Çà ne sert à rien de se jeter sur un patient comme un crevard en se disant que si on vous l'a envoyé, c'est que c'est psy ! Justement il faut se dire que si on vous l'a envoyé c'est qu'on pense que vous êtes un peu spécialisé dans votre job et que vous aurez un avis pertinent et que vous ne vous jetterez pas sur le cas comme un mort-de-faim qui pense que parce-que-c'est-un-médecin-qui-l'a-dit-alors-il-a forcément-raison. Parfois le médecin, surtout s'il est spécialiste et que le cas sort de sa spécialité, il peut aussi douter ou ne pas savoir et demander un avis. 

Il m'est arrivé plusieurs fois de renvoyer des patients à leurs médecins parce que je ne m'estimais pas compétent en leur expliquant pourquoi et aucun d'eux ne m'en a voulu ni ne s'est senti atteint dans sa toute-puissance. La plupart des médecins ne gardent un patient qu'un quart d'heure, voire moins, tandis que je prends une heure de mon temps pour recevoir la personne. Il est normal que je puisse parfois voir des trucs qui sont passés à l'as dans une autre consultation. C'est d'ailleurs pour cela que les médecins sont riches et jouent au golf tandis que je me traine la bite en Citroën Visa et que j'ai du mal à payer une cotisation à un club de boulistes ! Mais bon, la vocation c'est la vocation.
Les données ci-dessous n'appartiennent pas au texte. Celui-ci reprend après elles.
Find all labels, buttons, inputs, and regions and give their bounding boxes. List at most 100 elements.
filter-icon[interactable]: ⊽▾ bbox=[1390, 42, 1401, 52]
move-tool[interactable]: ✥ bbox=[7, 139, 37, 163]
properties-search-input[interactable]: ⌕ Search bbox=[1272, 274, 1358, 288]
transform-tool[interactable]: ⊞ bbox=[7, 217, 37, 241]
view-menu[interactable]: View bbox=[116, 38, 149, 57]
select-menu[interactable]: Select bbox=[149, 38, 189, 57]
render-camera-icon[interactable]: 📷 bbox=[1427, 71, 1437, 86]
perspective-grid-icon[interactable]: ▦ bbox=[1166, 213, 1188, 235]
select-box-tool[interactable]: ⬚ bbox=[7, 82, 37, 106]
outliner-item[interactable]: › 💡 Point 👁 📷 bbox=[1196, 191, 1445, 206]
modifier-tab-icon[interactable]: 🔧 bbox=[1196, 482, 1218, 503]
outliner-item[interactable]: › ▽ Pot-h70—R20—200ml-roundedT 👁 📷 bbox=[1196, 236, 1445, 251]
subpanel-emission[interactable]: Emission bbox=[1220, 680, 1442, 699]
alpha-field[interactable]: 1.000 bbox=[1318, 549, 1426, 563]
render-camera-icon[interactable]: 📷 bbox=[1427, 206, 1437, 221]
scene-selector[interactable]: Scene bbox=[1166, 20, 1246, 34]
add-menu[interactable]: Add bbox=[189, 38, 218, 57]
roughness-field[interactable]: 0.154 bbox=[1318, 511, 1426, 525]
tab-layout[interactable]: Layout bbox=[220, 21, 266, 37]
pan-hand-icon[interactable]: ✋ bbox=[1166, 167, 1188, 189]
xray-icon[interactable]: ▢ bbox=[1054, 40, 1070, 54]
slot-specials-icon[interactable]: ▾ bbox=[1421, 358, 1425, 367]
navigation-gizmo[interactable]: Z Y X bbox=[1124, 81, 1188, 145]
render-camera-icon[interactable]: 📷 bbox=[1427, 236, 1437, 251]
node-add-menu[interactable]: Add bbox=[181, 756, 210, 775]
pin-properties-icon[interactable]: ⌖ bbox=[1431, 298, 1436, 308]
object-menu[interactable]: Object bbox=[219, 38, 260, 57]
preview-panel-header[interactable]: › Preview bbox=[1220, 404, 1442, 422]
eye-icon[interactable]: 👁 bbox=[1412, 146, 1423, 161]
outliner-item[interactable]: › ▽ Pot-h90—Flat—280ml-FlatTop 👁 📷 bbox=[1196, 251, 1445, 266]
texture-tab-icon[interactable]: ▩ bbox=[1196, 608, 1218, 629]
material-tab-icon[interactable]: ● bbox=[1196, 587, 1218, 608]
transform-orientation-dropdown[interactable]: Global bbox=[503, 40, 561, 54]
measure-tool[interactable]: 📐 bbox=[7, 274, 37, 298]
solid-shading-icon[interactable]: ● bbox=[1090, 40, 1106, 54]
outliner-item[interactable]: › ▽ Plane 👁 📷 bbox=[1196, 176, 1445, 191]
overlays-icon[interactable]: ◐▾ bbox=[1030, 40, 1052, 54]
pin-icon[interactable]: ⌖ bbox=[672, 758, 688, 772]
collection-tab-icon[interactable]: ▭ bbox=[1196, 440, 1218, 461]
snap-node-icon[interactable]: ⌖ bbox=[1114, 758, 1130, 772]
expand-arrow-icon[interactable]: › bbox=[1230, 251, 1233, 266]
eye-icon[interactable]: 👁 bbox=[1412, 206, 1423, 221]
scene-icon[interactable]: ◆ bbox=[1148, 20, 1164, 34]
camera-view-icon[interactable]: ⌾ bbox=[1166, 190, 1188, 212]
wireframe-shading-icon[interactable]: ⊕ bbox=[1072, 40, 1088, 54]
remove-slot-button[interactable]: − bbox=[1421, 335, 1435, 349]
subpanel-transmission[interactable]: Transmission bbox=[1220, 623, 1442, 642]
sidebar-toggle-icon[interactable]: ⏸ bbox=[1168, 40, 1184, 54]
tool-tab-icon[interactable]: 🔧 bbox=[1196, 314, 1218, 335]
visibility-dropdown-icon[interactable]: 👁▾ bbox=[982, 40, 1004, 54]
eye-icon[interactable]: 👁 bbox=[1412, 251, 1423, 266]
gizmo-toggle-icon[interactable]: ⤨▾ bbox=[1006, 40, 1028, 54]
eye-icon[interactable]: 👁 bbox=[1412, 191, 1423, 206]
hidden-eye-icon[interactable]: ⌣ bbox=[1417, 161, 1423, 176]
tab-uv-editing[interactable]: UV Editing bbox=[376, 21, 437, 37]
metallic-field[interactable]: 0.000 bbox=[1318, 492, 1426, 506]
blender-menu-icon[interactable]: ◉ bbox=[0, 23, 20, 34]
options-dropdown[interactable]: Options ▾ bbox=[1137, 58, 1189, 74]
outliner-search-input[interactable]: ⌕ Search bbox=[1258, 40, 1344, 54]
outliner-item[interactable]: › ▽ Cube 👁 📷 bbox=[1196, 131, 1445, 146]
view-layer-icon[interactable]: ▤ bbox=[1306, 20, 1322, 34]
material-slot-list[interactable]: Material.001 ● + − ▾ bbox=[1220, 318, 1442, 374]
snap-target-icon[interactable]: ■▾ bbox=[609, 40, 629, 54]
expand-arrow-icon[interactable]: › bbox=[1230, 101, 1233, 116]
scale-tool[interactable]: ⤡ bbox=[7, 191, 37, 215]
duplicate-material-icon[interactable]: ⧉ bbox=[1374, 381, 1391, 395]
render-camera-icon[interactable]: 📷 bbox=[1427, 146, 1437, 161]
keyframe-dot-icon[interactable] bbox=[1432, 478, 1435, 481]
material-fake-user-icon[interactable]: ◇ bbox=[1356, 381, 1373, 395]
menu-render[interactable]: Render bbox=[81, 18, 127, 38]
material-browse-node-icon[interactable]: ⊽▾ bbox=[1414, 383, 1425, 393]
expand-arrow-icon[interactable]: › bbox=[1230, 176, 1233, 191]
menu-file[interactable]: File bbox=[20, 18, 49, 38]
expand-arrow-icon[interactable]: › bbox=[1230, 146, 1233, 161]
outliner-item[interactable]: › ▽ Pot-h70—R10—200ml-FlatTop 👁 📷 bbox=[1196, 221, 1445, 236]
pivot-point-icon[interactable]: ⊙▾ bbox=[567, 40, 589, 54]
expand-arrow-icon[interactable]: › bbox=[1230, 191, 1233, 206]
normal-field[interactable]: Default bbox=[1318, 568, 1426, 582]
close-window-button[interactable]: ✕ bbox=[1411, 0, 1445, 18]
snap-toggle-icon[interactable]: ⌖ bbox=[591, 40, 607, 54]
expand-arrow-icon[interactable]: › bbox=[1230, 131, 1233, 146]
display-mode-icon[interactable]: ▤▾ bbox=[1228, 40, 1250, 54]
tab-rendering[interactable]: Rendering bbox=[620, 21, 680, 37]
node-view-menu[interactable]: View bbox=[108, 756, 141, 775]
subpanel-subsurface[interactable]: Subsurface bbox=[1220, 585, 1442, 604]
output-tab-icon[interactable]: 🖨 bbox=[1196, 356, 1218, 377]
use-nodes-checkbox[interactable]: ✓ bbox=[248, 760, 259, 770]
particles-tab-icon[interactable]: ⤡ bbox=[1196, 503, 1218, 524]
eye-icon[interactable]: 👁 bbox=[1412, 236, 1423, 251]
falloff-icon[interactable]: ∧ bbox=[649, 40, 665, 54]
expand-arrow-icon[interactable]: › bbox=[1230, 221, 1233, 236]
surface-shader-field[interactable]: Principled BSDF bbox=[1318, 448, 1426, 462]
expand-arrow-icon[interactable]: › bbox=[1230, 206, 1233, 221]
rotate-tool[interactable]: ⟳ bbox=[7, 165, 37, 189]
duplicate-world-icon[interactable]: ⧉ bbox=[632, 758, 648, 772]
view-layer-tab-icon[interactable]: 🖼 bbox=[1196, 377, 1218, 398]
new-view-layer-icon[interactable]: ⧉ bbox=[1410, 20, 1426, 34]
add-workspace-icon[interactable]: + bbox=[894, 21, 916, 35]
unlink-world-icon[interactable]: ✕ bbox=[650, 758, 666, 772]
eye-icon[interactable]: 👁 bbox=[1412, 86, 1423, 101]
Alors je ne sais pas ce que j'aurais fait de la patiente du Touffier si ce n'est que des symptômes ausis bizarres auraient nécessité une prise en charge plus large. Me connaissant, je pense qu'après l'anamnèse du cas, je me serais dit que ça sentait mauvait et qu'un IRM ou à défaut un scanner à cette époque était nécessaire.

Je ne suis pas la poubelle de la médecine et je dois être l'un des psys qui psychologise le moins au monde. La psy c'est bien mais ça peut être très chiant aussi surtout quand on en fait pour rien. Ça tourne alors à la discussion de salon de coiffure et c'est lourdingue. Je préfère encore parler de pneus.

D'ailleurs pour les pneus, moi j'ai choisi Allopneus.


2 Comments:

Blogger Le Touffier said...

Tout vient d'un malentendu. Lorsque les médecins ne savent pas, ils ont été éduqués à prononcer "c'est psychologique" ou "c'est auto-immun". Chaque fois qu'on dit "je ne sais pas", on reçoit une décharge de 220 volts pendant nos études. Comme personne ne sait ce que peut bien impliquer comme démarche l'auto-immunité, les gens prennent nos propos au premier degré et se rendent chez un psychologue.
En réalité, les touffiers sont totalement incompétents pour les maladies des boyaux de la tête, et faire un vrai diagnostique dans le domaine psychologique nous parait psychédélique comme Atom Heart Mother du Floyd, et formellement tabou. C'est comme un moteur, faut jamais l'ouvrir, c'est plein de trucs vicieux là-dedans. Le cerveau, surtout féminin, c'est une zone totalement interdite, pleine de pièges sournois.

Si j'ai impliqué autant d'intervenants dans mon histoire, c'est parce que je garde cet échec comme un mauvais souvenir, une faute d'attention, qu'une simple infirmière a réussi à corriger par une observation quotidienne basique.

Vous noterez que je n'ai pas eu la bassesse d'impliquer le chef de service, les deux agrégés, les deux chefs de clinique, supérieurs hiérarchiques du Touffier, et qui sont eux aussi passer à coté du problème. Les touffiers ne s'aventurent jamais au-dessus du nombril, mais ils ont le respect des anciens.
D'avoir traité des métastases cérébrales avec du paracétamol, même si ce n'était que pendant deux jours, je me sens encore misérable, parfois c'est pire, je me prend pour un généraliste.

Depuis ce jour, en signe de pénitence, je garde mon cilice sur moi jour et nuit : je m'oblige à écouter les infirmières.

30/9/14 1:40 AM  
Blogger philippe psy said...

@Touffier : dans mon métier, on se souvient du mot du grand Esquirol qui disait "méfiez-vous de la bouffissure doctorale !". Parce que c'est en observant les bignoles de l'hôpital de la Pitié qu'il fit avancer la psychiatrie. En tout cas, merci pour tes longs commentaires.